One of the toughest conversations to have with a client is the conversation where you are trying to get them to consider a coverage they haven’t had before.  The clients first thought is that if I haven’t needed it before, why should I buy it now?  Or they think you are just trying to sell them more “stuff”.  They probably already feel they are “insurance poor” and why should they spend more of their hard earned money on insurance.

The “new insurance” conversation for cyber liability is one you need to have with your clients.  Both first party coverage and third party coverage should be discussed.  While newer (in relative terms to my 26 years in the business) coverage such as EPLI has become pretty much standardized with only a few “bells and whistles” to differentiate the different policies, cyber liability is a wide open area.  It is tough to do side by side comparisons since many of the carriers use different language, have different names for each of the coverage parts and have are very specific in their exclusions.  All this can make your head spin, so what are you to do?

 Well, my recommendation is to approach this “new coverage” discussion with your client in the following manner:

1. Familiarize yourself with the coverage.  You do not need to be an expert to be able to sell this coverage.

2. Set up a checklist of questions to ask your client to assess their exposure to “cyber liability”.  It is hard to “sell them” if you don’t have a good handle on what their exposures are.

3. Probe on what they feel their exposures are or what areas cause them to lose sleep.  These are probably the most important pieces of information you need to gather.  It will also help when approaching carriers to tailor the coverage to fit the client’s needs.  You can better explore the “bells and whistles” of the different cyber liability programs in line with what the “hot buttons” are for your client.

4. Make sure you keep the discussion with your client at their appropriate technology understanding level.  It will be very different when you are dealing with a technology savvy IT Manager versus a more paper and pencil CEO.  Start to get too technical with a technologically illiterate person will only make their eyes glaze over.

5. Be prepared to discuss some of the regulations that they are required to be in compliance with.  Some of these include the Red Flag Rule, Industry specific privacy regulations, state specific notification regulations and data breach regulations.  Also discuss the trust their clients put in them to make sure their information is secure.  For positions such as accountants, lawyers and insurance agents the “trust factor” standard is even higher.  This coverage is there to help them recover from these type of information disasters.

6. You need to commandeer the application through the organization to get the appropriate person to talk to in order to get the information needed.  This may include the CFO, IT Manager and Network Manager.  Leaving an application for them to fill out will not work in this situation.  Give them a deadline when you would like to have it back…. Since I am sure they are busy people.
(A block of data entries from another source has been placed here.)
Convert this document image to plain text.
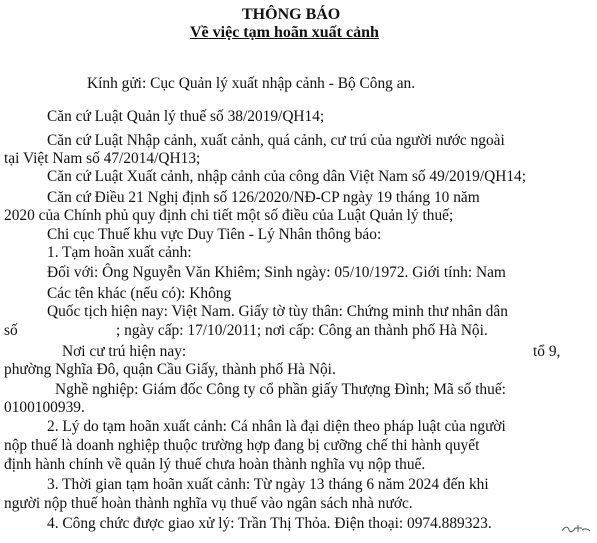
THÔNG BÁO
Về việc tạm hoãn xuất cảnh
Kính gửi: Cục Quản lý xuất nhập cảnh - Bộ Công an.
Căn cứ Luật Quản lý thuế số 38/2019/QH14;
Căn cứ Luật Nhập cảnh, xuất cảnh, quá cảnh, cư trú của người nước ngoài
tại Việt Nam số 47/2014/QH13;
Căn cứ Luật Xuất cảnh, nhập cảnh của công dân Việt Nam số 49/2019/QH14;
Căn cứ Điều 21 Nghị định số 126/2020/NĐ-CP ngày 19 tháng 10 năm
2020 của Chính phủ quy định chi tiết một số điều của Luật Quản lý thuế;
Chi cục Thuế khu vực Duy Tiên - Lý Nhân thông báo:
1. Tạm hoãn xuất cảnh:
Đối với: Ông Nguyễn Văn Khiêm; Sinh ngày: 05/10/1972. Giới tính: Nam
Các tên khác (nếu có): Không
Quốc tịch hiện nay: Việt Nam. Giấy tờ tùy thân: Chứng minh thư nhân dân
số	; ngày cấp: 17/10/2011; nơi cấp: Công an thành phố Hà Nội.
Nơi cư trú hiện nay:	tổ 9,
phường Nghĩa Đô, quận Cầu Giấy, thành phố Hà Nội.
Nghề nghiệp: Giám đốc Công ty cổ phần giấy Thượng Đình; Mã số thuế:
0100100939.
2. Lý do tạm hoãn xuất cảnh: Cá nhân là đại diện theo pháp luật của người
nộp thuế là doanh nghiệp thuộc trường hợp đang bị cưỡng chế thi hành quyết
định hành chính về quản lý thuế chưa hoàn thành nghĩa vụ nộp thuế.
3. Thời gian tạm hoãn xuất cảnh: Từ ngày 13 tháng 6 năm 2024 đến khi
người nộp thuế hoàn thành nghĩa vụ thuế vào ngân sách nhà nước.
4. Công chức được giao xử lý: Trần Thị Thỏa. Điện thoại: 0974.889323.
7. When selecting markets to approach, try to find the one that best fits your client.  Some programs are geared towards specific industries and have been tailored to fit their exposures.  At max, you may want to approach 2 or 3 markets.  Any more than that and you will have trouble comparing the options since they are numerous.  Ideally you want to present one recommendation.  More than that and you will have to be able to explain the differences between the two programs to the client and some of those differences can be minute and very technical.

8. Be able to give some loss examples for each of the coverage parts.  You may want to give one loss example that spans over a number of coverage sections and show the potential costs that can add up in these kind of losses.  If possible find a loss in their specific industry.  This will help it to hit home.

9. Close.  If you have done a good job of uncovering their exposures, the type of losses they can have and how this coverage could save their business from financial ruin, they should be ready to buy.

Don’t wait, if you don’t talk to your clients about this coverage, someone else will or they will read about it.  If you are looking out for their best interests, you need to discuss this valuable coverage with them.